The more you read, the more you know about your own skills to write. The more you know, the more afraid you could become about what to write. Because we have our invisible demons that whisper in soft strains about how far we can go. How frank your writing can be. How much you will let your words reveal about you. It is this fear that once again drives us back to the comfort of platitudes. It is always difficult to be the only voice of dissent in a birthday party. If you draw a line that keeps your reader away from you, this much and no further, if you decide to be the stowaway in your own ship, then your reader will walk away from you because all there is to see is the steel and skeleton of a machine.

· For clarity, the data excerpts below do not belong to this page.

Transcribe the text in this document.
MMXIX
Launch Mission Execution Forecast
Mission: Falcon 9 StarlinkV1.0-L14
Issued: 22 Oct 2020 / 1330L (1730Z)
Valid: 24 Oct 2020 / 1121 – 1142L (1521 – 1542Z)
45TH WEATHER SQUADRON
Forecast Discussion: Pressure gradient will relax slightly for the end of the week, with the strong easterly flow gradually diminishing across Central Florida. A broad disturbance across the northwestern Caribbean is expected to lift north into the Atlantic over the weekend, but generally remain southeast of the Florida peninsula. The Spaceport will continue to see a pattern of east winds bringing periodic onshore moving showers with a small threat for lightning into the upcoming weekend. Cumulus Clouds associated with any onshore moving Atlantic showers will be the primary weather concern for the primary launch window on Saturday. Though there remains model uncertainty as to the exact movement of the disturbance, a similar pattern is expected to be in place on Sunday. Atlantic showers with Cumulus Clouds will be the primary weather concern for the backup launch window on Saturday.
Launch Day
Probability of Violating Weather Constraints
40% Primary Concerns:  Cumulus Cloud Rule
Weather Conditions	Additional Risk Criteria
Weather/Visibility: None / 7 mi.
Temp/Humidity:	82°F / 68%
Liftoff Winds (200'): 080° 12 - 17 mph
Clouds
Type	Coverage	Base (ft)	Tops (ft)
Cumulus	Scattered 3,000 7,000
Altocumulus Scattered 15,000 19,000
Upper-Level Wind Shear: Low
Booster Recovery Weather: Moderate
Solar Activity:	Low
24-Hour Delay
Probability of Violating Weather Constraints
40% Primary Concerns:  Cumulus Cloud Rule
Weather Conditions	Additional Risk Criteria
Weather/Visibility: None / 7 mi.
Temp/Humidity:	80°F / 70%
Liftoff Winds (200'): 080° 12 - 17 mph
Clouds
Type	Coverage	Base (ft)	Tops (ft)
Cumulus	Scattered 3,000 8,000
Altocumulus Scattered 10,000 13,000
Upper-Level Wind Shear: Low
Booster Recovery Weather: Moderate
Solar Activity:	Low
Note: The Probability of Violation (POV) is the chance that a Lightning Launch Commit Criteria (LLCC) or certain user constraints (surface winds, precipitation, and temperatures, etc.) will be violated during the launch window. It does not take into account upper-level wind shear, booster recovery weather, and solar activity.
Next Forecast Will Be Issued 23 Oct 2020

This is true of not just writers writing about atrocities but writers in general.A lot of Indian writers for children, especially, are so painfully imitative of their western counterparts because of their fear to take the plunge and be original. They’d rather be derivatives of Enid Blyton or Rowling because they are safe zones. Happy to be the Indian Blyton, the Indian Rowling. It is this dead-end that must be clawed open to reveal new worlds. Or all you can do is to hopelessly throw yourself against the wall and wish for Platform 9 3/4 to open up.
I’d love to open the newspaper one day and feel scared. The way it’s going now, I think I’ll read my own obituary and stifle a yawn. I want the writers who are penning their reports to wake me up with their rage. I don’t want to read what I already know. Please tell me something new or am going to break up with you.